Resolving most disagreements requires compromise, and it is important to criticise ideas but not the person, she continues, adding that it takes time and patience to build trust among colleagues. ‘For most of the time, team leaders should first move on from disputes and take initiatives to restore harmony,’ she says, citing her experience at a previous employer as an example of how a colleague sought to prevent an argument from escalating. ‘I was deeply touched at one time when my supervisor came to apologise to me for being uncool and hanging up during an argument over the phone.’

Sun says ACCA membership has helped her win long-time trust and friendship. ‘My career mentor in the UK first encouraged me to take ACCA exams when I told him my plan to return to China or at least to Asia Pacific one day. His advice was that the qualification is well recognised globally.’

And the help was immediate, even right after preparing for the first subject, Sun recalls. ‘ACCA  enabled me to go through the knowledge in a systematic way and positioned me better for my first overseas job at Guinness in the UK.’

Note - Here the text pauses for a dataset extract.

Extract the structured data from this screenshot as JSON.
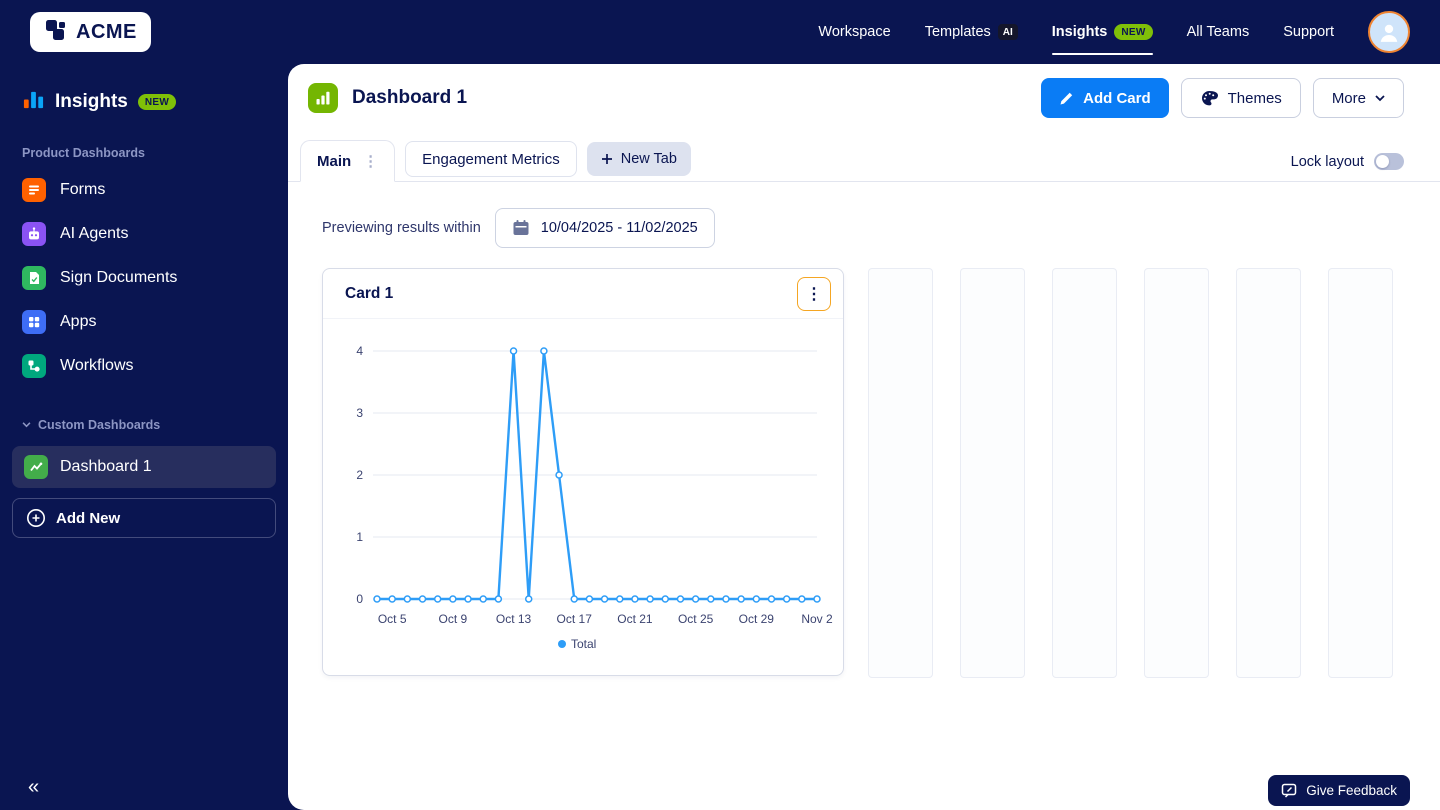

She says her ACCA Qualification is instrumental as an exchange platform with her peers. ‘I have benefited enormously from interactions with other financial leaders in China.’

The role of a care-giver

Sun admits that spending time at the office can mean less energy at home for the family, but says she manages to achieve a reasonable work-life balance. A mother to a teenage son, Sun says she is sometimes anxious, especially when surrounded by ‘tiger moms’ prepared to sacrifice their career for their child’s education.

‘I am a lazy mom by Chinese standards,’ she jokes. But my husband and I agree that life is a marathon, and what we care most about for our son is his happiness and healthy growth.’

This easygoing attitude is reflected in her own life. When asked of what she does for leisure, she says: ‘Hanging out with friends.’

Sun values friendship. ‘True friends are the best reward for honesty. Wives of my classmates would confide in me out of trust.’

As a born care-giver, the sense of being trusted and relied on seems to have given her tremendous fulfilment. When asked what her biggest achievement at work was, she says she is most proud of growing with each team she has led: ‘I would personally convince team members to take up promotion or rotation if I believed that such a move, even if challenging in the short run, was good for them in the long run.’

She adds that diversity and inclusion are key features of the business she works in and contribute to the well-being of colleagues. ‘No industry is an island. Here we cherish diversity. By leveraging past experiences, both individuals and the company can benefit a great deal.’

As for life, openness and optimism are important. ‘A lot of my classmates and former colleagues at multinational corporations have relocated abroad. My heart sings whenever I know that I have friends all over the world. Helping and being there for one another makes life meaningful.’